Keçecizade Fuat Paşa’nın cevabı:
-Karaca Ahmet...
* * *
Av. Taner Aktop’tan da bir fıkra:
Adamın biri çok şişmanmış. Diyete girip zayıflamak istiyormuş. Doktora gitmiş.
Doktor da, neler yemesi gerektiğini saymaya başlamış:
-Kibrit kutusu büyüklüğünde peynir, 2 tane zeytin, bir dilim ekmek...

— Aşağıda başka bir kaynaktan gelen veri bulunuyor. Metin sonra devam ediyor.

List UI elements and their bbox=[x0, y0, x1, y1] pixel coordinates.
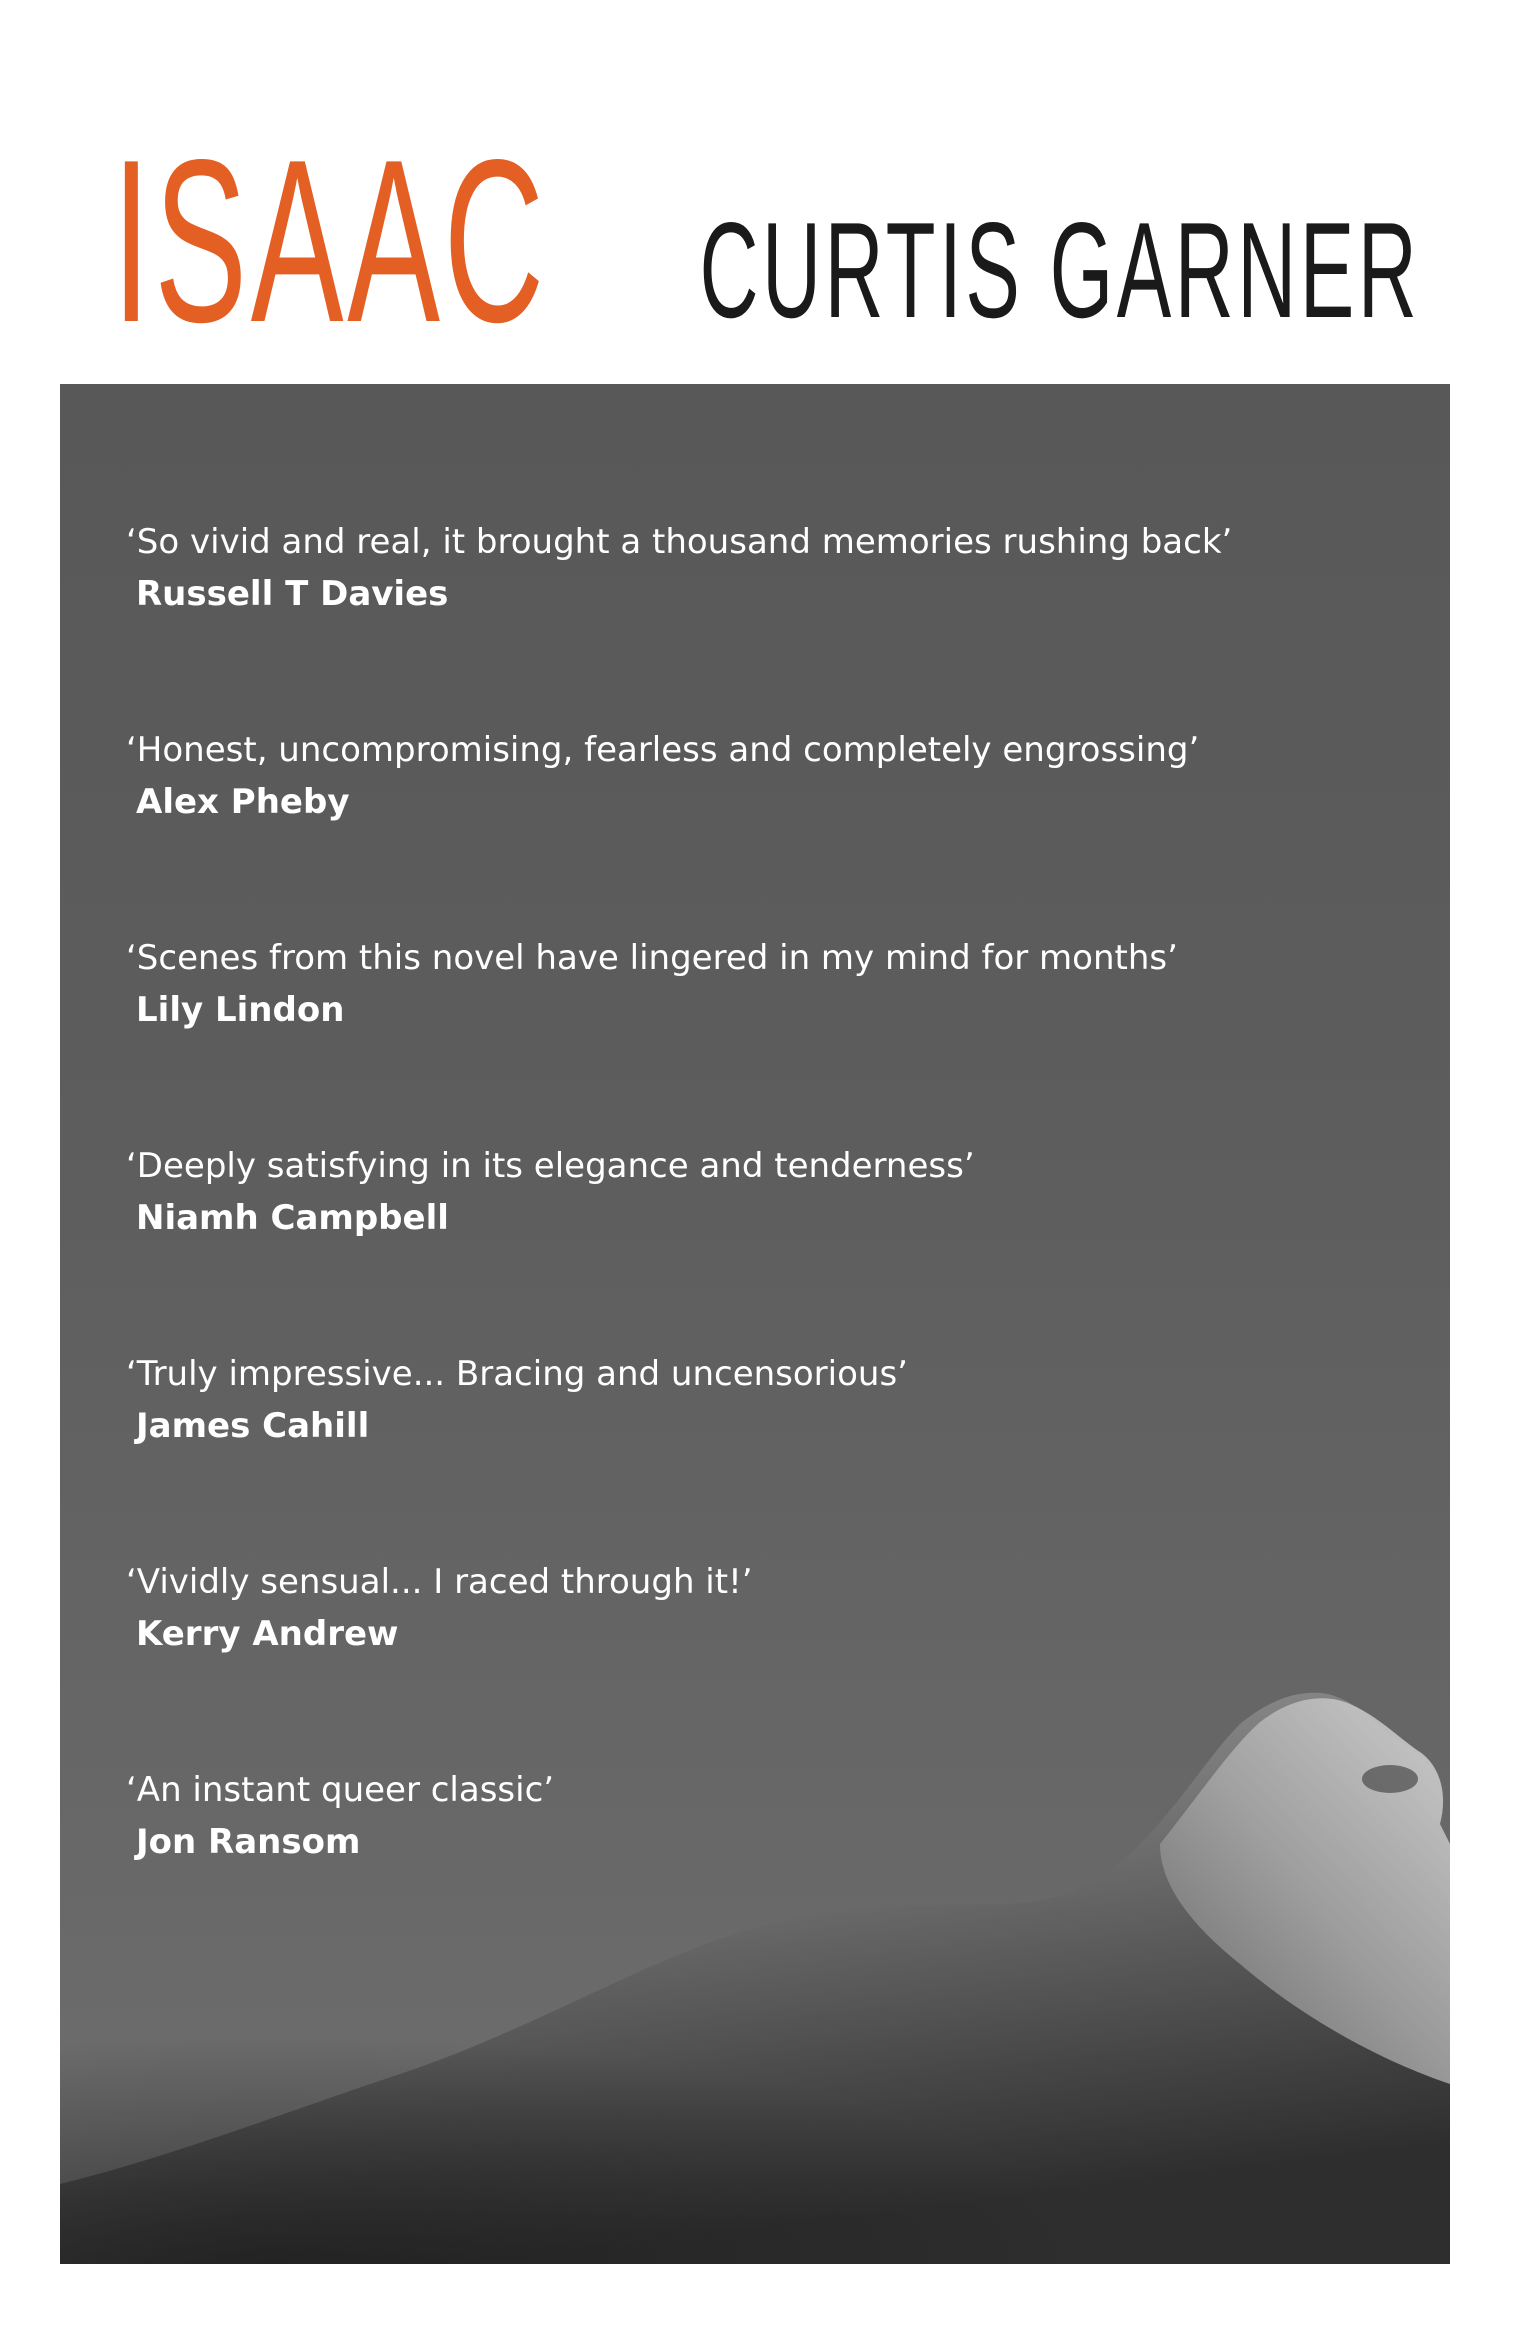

Doktorun önerisi bitince, adam da sormuş:
-Peki bunları ben; yemekten önce mi, yoksa sonra mı yiyeceğim?
* * *
Politikanın jargonu ise çok daha özgürce, genellikle:
-Ne bok yersen ye, üstünedir.
Ve yine genellikle de kazık yenir.
* * *
Eşref’ten bir yergi kıtasıyla bitirelim yazıyı:

Alet-i zulm etmede din-ü mübini her biri;
Kurtulup, öyle hükümetlerde millet kalmasın.
İsterim Allah’tan Eşref, hulzs-u kalp ile,
Müslüman namıyla dünyada hükümet kalmasın.